29. I realize that it's technically NOT old. I just can't believe that I'm going to be living my last year as a 20-something. I know that the day after my 30th birthday will probably be much the same as the day before it (unless I get hugely plastered and have a nasty hangover). I feel certain that being 30 years old won't have a profound effect on how I live. I am a little disconcerted by the fact that I will probably not FEEL like a 30-something. I haven't even grown accustomed to not being a teenager yet, and my daughter is well on her way to that stage.


I wonder if Corey is starting to realize that I have opportunity like I didn't before I started working. He definitely seems to be taking my cravings a lot more seriously, whether he's in the mood or not. Hmm. And whether or not I should take advantage of that? It doesn't really seem like much of a dilemma. He's kind of on the debit side of that ledger, and I'll take some balancing, tyvm.

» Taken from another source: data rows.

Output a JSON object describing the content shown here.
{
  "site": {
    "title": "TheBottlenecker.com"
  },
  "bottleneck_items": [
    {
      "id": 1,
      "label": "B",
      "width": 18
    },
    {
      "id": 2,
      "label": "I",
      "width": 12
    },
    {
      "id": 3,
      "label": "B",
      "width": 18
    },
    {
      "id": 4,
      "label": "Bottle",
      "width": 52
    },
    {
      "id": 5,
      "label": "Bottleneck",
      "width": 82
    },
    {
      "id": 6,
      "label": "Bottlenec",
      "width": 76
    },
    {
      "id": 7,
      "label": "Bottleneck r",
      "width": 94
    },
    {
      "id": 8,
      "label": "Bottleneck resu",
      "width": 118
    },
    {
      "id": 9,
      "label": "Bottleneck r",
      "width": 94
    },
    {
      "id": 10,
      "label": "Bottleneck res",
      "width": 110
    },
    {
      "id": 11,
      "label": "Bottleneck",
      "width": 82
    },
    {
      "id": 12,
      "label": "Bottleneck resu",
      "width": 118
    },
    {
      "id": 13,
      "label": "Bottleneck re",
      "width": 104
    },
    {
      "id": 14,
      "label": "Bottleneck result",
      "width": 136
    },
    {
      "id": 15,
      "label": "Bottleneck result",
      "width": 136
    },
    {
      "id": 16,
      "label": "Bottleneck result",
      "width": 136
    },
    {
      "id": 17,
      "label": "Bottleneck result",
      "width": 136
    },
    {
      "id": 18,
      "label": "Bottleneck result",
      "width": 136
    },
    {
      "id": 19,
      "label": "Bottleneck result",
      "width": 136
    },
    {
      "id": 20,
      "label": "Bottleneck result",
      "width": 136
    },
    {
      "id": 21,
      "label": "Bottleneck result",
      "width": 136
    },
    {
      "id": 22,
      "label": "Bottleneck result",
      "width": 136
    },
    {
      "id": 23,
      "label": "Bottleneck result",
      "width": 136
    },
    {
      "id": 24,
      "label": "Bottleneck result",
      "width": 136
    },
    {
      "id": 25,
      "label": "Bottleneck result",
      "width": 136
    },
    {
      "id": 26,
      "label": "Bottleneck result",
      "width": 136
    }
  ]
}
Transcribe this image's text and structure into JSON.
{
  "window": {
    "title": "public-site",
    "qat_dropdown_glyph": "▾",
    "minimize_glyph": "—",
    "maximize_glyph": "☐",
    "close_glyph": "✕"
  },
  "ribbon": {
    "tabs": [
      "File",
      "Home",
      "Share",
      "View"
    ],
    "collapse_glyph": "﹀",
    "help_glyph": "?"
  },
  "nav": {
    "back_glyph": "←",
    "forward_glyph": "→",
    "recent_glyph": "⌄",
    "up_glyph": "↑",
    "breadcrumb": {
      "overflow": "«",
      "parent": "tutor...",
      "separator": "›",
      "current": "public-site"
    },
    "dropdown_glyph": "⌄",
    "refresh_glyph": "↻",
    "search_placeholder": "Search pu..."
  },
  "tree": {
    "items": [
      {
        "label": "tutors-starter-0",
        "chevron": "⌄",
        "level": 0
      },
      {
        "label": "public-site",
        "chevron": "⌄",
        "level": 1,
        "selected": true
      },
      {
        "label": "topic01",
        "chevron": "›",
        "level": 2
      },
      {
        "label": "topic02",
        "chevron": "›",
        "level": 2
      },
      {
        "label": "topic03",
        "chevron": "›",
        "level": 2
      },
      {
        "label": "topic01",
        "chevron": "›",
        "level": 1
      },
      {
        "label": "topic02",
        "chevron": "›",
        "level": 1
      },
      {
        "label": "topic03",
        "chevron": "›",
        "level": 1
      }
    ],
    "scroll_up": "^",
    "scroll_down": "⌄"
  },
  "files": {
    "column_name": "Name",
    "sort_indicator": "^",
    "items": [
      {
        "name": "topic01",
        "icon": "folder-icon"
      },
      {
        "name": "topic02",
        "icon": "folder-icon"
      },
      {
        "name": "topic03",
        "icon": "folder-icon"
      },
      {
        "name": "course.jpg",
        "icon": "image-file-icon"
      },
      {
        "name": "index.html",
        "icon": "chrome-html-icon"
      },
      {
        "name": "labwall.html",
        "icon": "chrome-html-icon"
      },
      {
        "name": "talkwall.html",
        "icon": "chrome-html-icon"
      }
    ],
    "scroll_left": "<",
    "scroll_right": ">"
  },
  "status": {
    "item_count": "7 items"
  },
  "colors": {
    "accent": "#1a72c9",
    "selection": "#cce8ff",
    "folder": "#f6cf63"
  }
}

These long weeks are kinda rough. It's complicated, but I work 3 days, off 1, then work 3 again before I get my 3 day weekend. I'm most definitely going to have to take a week off of work somewhere, get my house in order, and then hire a once or twice a week housekeeper/slavedriver. The housekeeper will be to help with the things I just can't keep up with, and the slavedriver will be to make the kids clean their rooms. Heh. Although I kind of feel silly hiring someone to clean my tiny little house. I wonder if they'd think it worthwhile?